А после того, как закончил парить свою хозяйку, то по её просьбе удалился в предбанник, и только когда она сама там появилась в своей длинной, пропитанной насквозь влагой ночной рубахе, вернулся, чтобы смыть с себя покрывавший моё тело пот.
Евдокия тем временем насухо обтёрлась и повязала на голову тюрбан из полотенца, став похожей в нём на какую-то восточную принцессу. Правда, с чисто славянским профилем. Так и сидела в нём за столом, пока ужинали. Есть после тяжёлого физического труда и последующей баньки хотелось неимоверно, мне-то уж точно. Правда, удалось себя сдержать, не набив живот до отвала, чтобы не снились всякие кошмары. Евдокия же, как мне показалось, вообще ела немного, и в этот раз ограничилась куском яблочного пирога с чаем. Пирог вообще она ещё с утра, пока я в амбулатории был, испекла изумительный. Я три куска умял, а мог бы и больше, но решил, что пора остановиться.

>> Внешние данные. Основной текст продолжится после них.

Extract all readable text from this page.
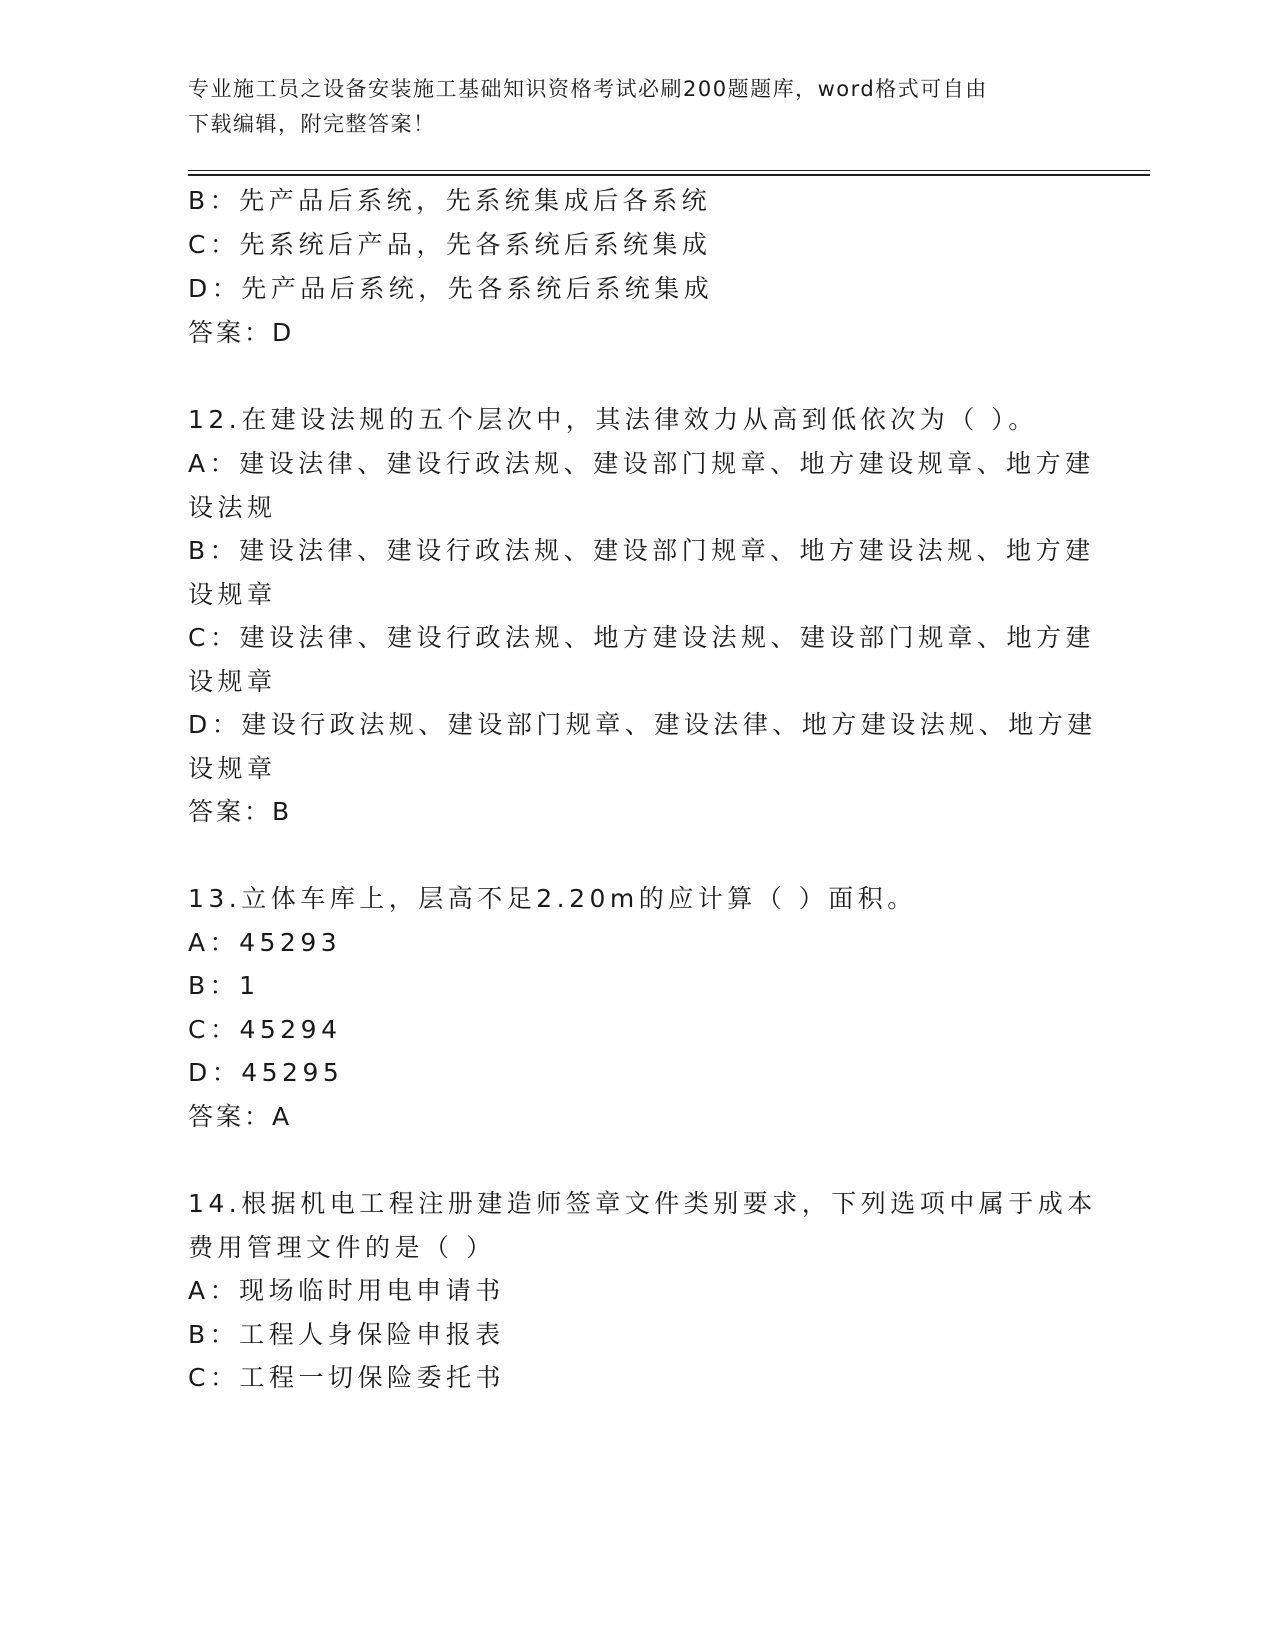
专业施工员之设备安装施工基础知识资格考试必刷200题题库，word格式可自由
下载编辑，附完整答案！
B：先产品后系统，先系统集成后各系统
C：先系统后产品，先各系统后系统集成
D：先产品后系统，先各系统后系统集成
答案：D
12.在建设法规的五个层次中，其法律效力从高到低依次为（ ）。
A：建设法律、建设行政法规、建设部门规章、地方建设规章、地方建
设法规
B：建设法律、建设行政法规、建设部门规章、地方建设法规、地方建
设规章
C：建设法律、建设行政法规、地方建设法规、建设部门规章、地方建
设规章
D：建设行政法规、建设部门规章、建设法律、地方建设法规、地方建
设规章
答案：B
13.立体车库上，层高不足2.20m的应计算（ ）面积。
A：45293
B：1
C：45294
D：45295
答案：A
14.根据机电工程注册建造师签章文件类别要求，下列选项中属于成本
费用管理文件的是（ ）
A：现场临时用电申请书
B：工程人身保险申报表
C：工程一切保险委托书
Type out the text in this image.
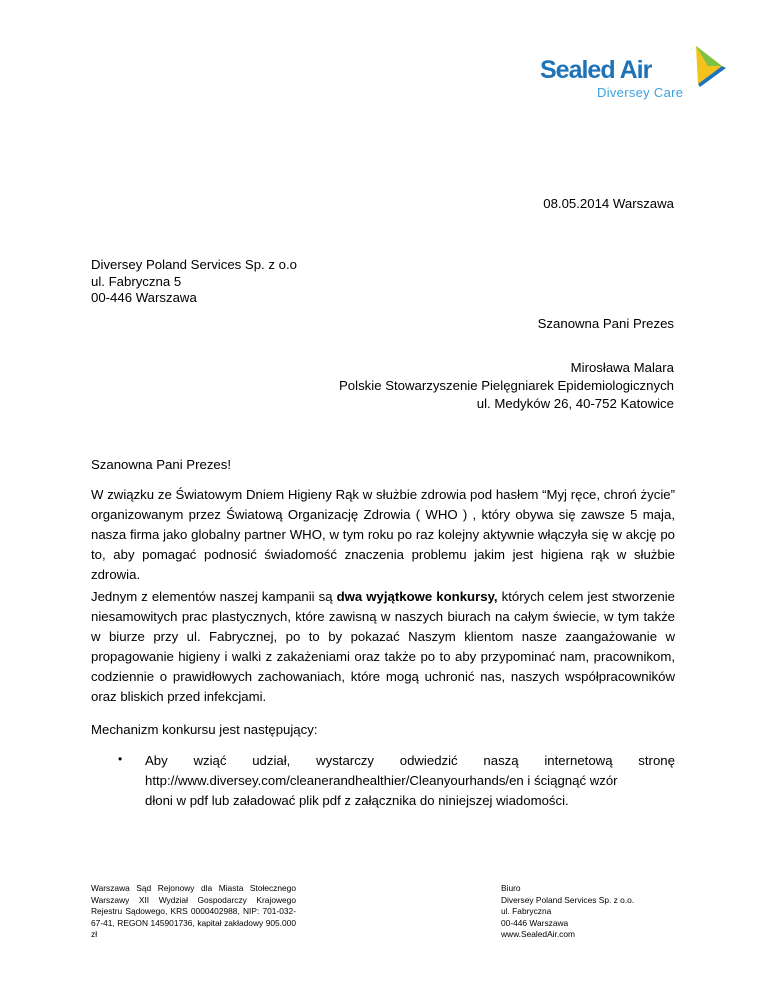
Sealed Air
Diversey Care
08.05.2014 Warszawa
Diversey Poland Services Sp. z o.o
ul. Fabryczna 5
00-446 Warszawa
Szanowna Pani Prezes
Mirosława Malara
Polskie Stowarzyszenie Pielęgniarek Epidemiologicznych
ul. Medyków 26, 40-752 Katowice
Szanowna Pani Prezes!
W związku ze Światowym Dniem Higieny Rąk w służbie zdrowia pod hasłem “Myj ręce, chroń życie” organizowanym przez Światową Organizację Zdrowia ( WHO ) , który obywa się zawsze 5 maja, nasza firma jako globalny partner WHO, w tym roku po raz kolejny aktywnie włączyła się w akcję po to, aby pomagać podnosić świadomość znaczenia problemu jakim jest higiena rąk w służbie zdrowia.
Jednym z elementów naszej kampanii są dwa wyjątkowe konkursy, których celem jest stworzenie niesamowitych prac plastycznych, które zawisną w naszych biurach na całym świecie, w tym także w biurze przy ul. Fabrycznej, po to by pokazać Naszym klientom nasze zaangażowanie w propagowanie higieny i walki z zakażeniami oraz także po to aby przypominać nam, pracownikom, codziennie o prawidłowych zachowaniach, które mogą uchronić nas, naszych współpracowników oraz bliskich przed infekcjami.
Mechanizm konkursu jest następujący:
• Aby wziąć udział, wystarczy odwiedzić naszą internetową stronę
http://www.diversey.com/cleanerandhealthier/Cleanyourhands/en i ściągnąć wzór
dłoni w pdf lub załadować plik pdf z załącznika do niniejszej wiadomości.
Warszawa Sąd Rejonowy dla Miasta Stołecznego Warszawy XII Wydział Gospodarczy Krajowego Rejestru Sądowego, KRS 0000402988, NIP: 701-032-67-41, REGON 145901736, kapitał zakładowy 905.000 zł
Biuro
Diversey Poland Services Sp. z o.o.
ul. Fabryczna
00-446 Warszawa
www.SealedAir.com
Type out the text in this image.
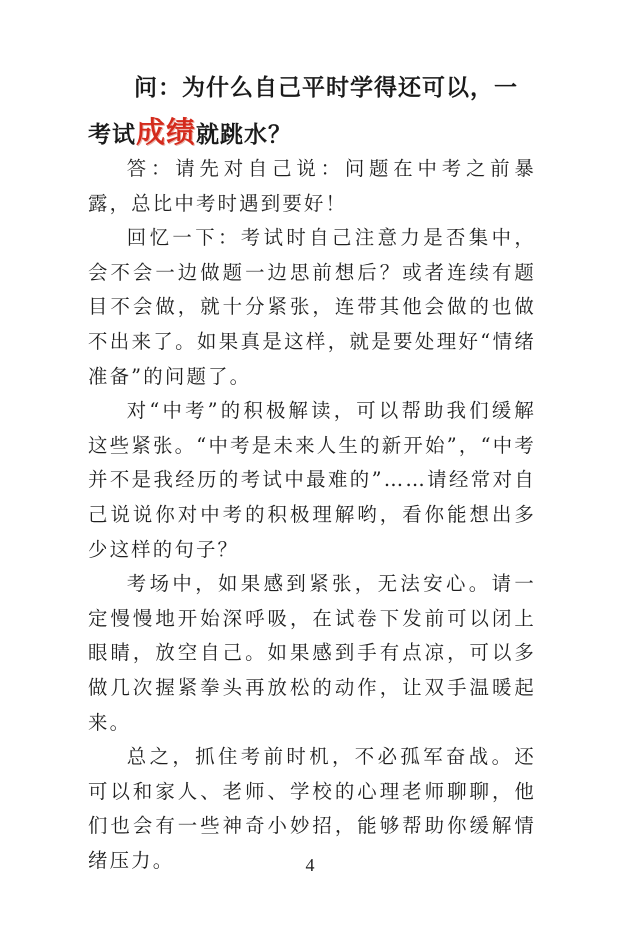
问：为什么自己平时学得还可以，一考试成绩就跳水？

答：请先对自己说：问题在中考之前暴露，总比中考时遇到要好！

回忆一下：考试时自己注意力是否集中，会不会一边做题一边思前想后？或者连续有题目不会做，就十分紧张，连带其他会做的也做不出来了。如果真是这样，就是要处理好“情绪准备”的问题了。

对“中考”的积极解读，可以帮助我们缓解这些紧张。“中考是未来人生的新开始”，“中考并不是我经历的考试中最难的”……请经常对自己说说你对中考的积极理解哟，看你能想出多少这样的句子？

考场中，如果感到紧张，无法安心。请一定慢慢地开始深呼吸，在试卷下发前可以闭上眼睛，放空自己。如果感到手有点凉，可以多做几次握紧拳头再放松的动作，让双手温暖起来。

总之，抓住考前时机，不必孤军奋战。还可以和家人、老师、学校的心理老师聊聊，他们也会有一些神奇小妙招，能够帮助你缓解情绪压力。	4
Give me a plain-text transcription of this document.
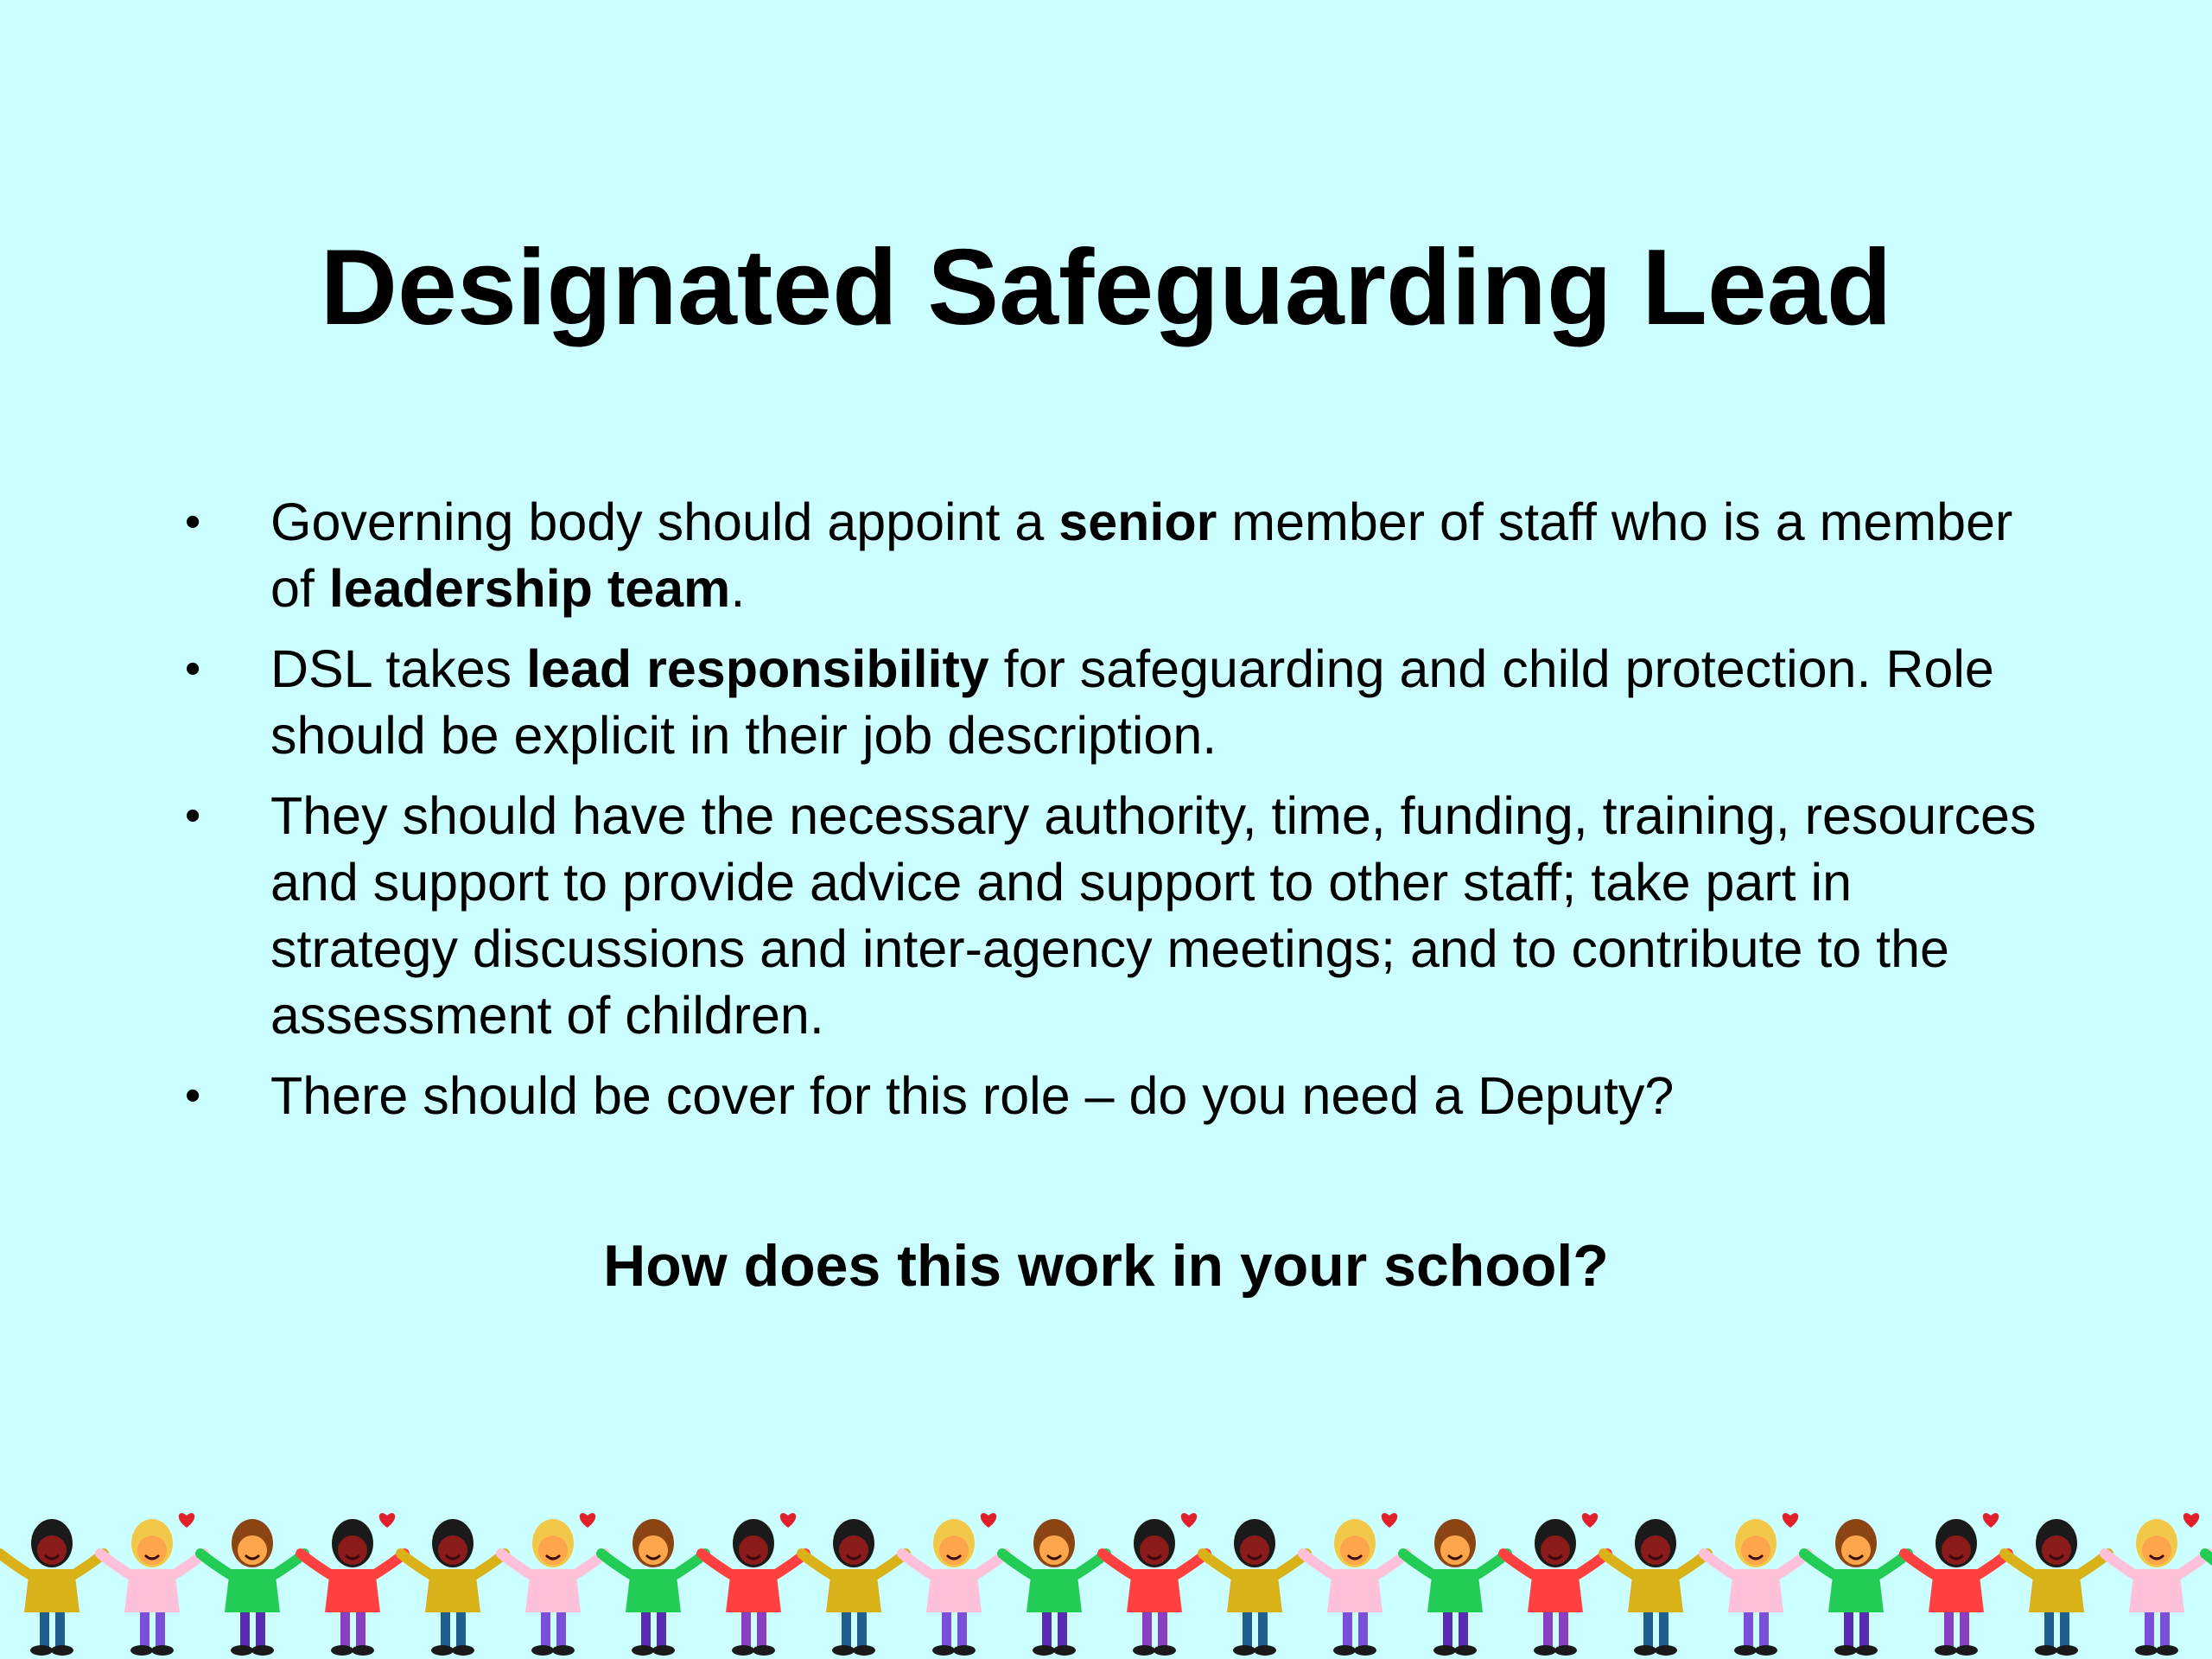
Designated Safeguarding Lead
• Governing body should appoint a senior member of staff who is a member of leadership team.
• DSL takes lead responsibility for safeguarding and child protection. Role should be explicit in their job description.
• They should have the necessary authority, time, funding, training, resources and support to provide advice and support to other staff; take part in strategy discussions and inter-agency meetings; and to contribute to the assessment of children.
• There should be cover for this role – do you need a Deputy?

How does this work in your school?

Сон, впрочем, мне приснился. Снился мне почему-то пациент из моей прошлой жизни, по фамилии Гусейнов. Азербайджанец, приехавший в Пензу во второй половине 80-х, да так и осевший на Сурской земле. Помню, когда тот выписывался, вручил мне в подарок здоровенный арбуз, мы его потом всем отделением трескали. Вот и сейчас усатый Гусейнов стоял напротив и со золотозубой улыбкой протягивал мне здоровый полосатый арбуз: «Возьми, дорогой, вкуснее арбуза ты в жизни не ел». И что-то мне так во сне захотелось арбуза, что я проснулся с мыслью о том, что сейчас самый сезон, а я на рынке в Сердобске видел, как продают арбузы. И вот завтра (а может уже и сегодня) арбуз надо обязательно купить, раз уж в райцентр ехать собираемся. Рынок в Сердобске был, и арбузы я там продавали. Помню, на второй или третий день мимо проходил, подумалось, что надо бы купить, но так и не осуществил свою задумку. А теперь очень захотелось, до слюновыделения. И Евдокия угостится, наверняка любит, не встречал я в той своей жизни таких людей, чтобы арбузы не любили.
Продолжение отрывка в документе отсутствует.